During the 1960s a few industry visionaries were able to persuade city officials to relax some of its historically strict coastal-area zoning regulations so research and industrial facilities could be built. And last year, a collaboration of local tech industry executives won a battle against residential developers who wanted zoning laws changed so industrial land in Sorrento Valley could be converted into residential neighborhoods.
“I think it is fair to say that there was a point in time when we had to put in the extra effort to school the downtown crowd on the biotech cluster,” Panetta said.
And they echo the Mayor’s Office’s assertion that they stay in regular contact with City Hall policymakers, especially regarding common issues like education, water, transportation and clean air. “We also like convention centers that hold the Bio International convention. … We understand that we are part of the ecosystem,” Roth said.
But, Cox says, both tech executives and policymakers could be more imaginative. He cites the successful statewide effort in 2004 to pass the $3 billion initiative that established California’s stem cell institute, which in addition to working to cure disease, has created jobs and boosted research spending.
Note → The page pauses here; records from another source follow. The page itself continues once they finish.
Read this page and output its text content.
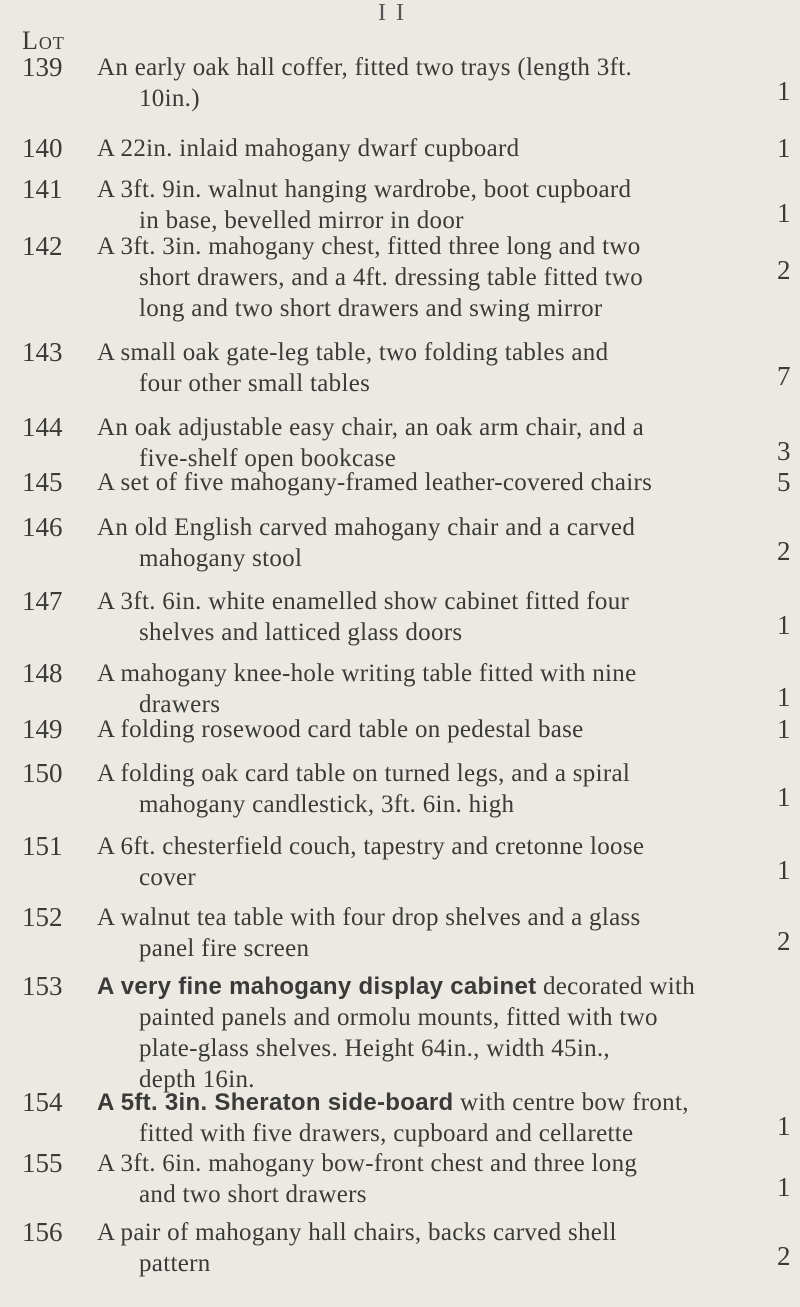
I I
Lot
139 An early oak hall coffer, fitted two trays (length 3ft.
10in.)	1
140 A 22in. inlaid mahogany dwarf cupboard	1
141 A 3ft. 9in. walnut hanging wardrobe, boot cupboard
in base, bevelled mirror in door	1
142 A 3ft. 3in. mahogany chest, fitted three long and two
short drawers, and a 4ft. dressing table fitted two
long and two short drawers and swing mirror
2
143 A small oak gate-leg table, two folding tables and
four other small tables	7
144 An oak adjustable easy chair, an oak arm chair, and a
five-shelf open bookcase	3
145 A set of five mahogany-framed leather-covered chairs	5
146 An old English carved mahogany chair and a carved
mahogany stool	2
147 A 3ft. 6in. white enamelled show cabinet fitted four
shelves and latticed glass doors	1
148 A mahogany knee-hole writing table fitted with nine
drawers	1
149 A folding rosewood card table on pedestal base	1
150 A folding oak card table on turned legs, and a spiral
mahogany candlestick, 3ft. 6in. high	1
151 A 6ft. chesterfield couch, tapestry and cretonne loose
cover	1
152 A walnut tea table with four drop shelves and a glass
panel fire screen	2
153 A very fine mahogany display cabinet decorated with
painted panels and ormolu mounts, fitted with two
plate-glass shelves. Height 64in., width 45in.,
depth 16in.
154 A 5ft. 3in. Sheraton side-board with centre bow front,
fitted with five drawers, cupboard and cellarette	1
155 A 3ft. 6in. mahogany bow-front chest and three long
and two short drawers	1
156 A pair of mahogany hall chairs, backs carved shell
pattern	2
“The public can see that the investment in something like the institute — just like investment in visitor industry — can pay tangible benefits,” Cox said.
Kleanthis Xanthopoulus, CEO of Regulus Therapheutics, a biotech that is developing RNA-based therapies, laments the disconnect between “the massive (downtown) projects that have been announced and intent to facilitate better business environment for industries like tech industry that drives the local economy.”
But in the same breath he acknowledges that industry leaders could do a better job of connecting such issues as water use to the health of the tech and biotech industries.
Making that connection can be difficult for a few reasons, say industry insiders. It’s tough because in reality the high tech community isn’t all throughout San Diego, said Faith Picking, Biocom’s public policy manager. “Each council member looks out for the needs of their own district.”
And the tech industry doesn’t have the ingrained connection that the old San Diego industries with the players and institutions that make City Hall work. Biotech executives tend to be transplants, said Jason Spark, of the public relations firm Porter Novelli.
“You don’t necessarily have to have roots in San Diego,” Spark said. “But it helps to have those contacts when it comes to working with local policymakers.”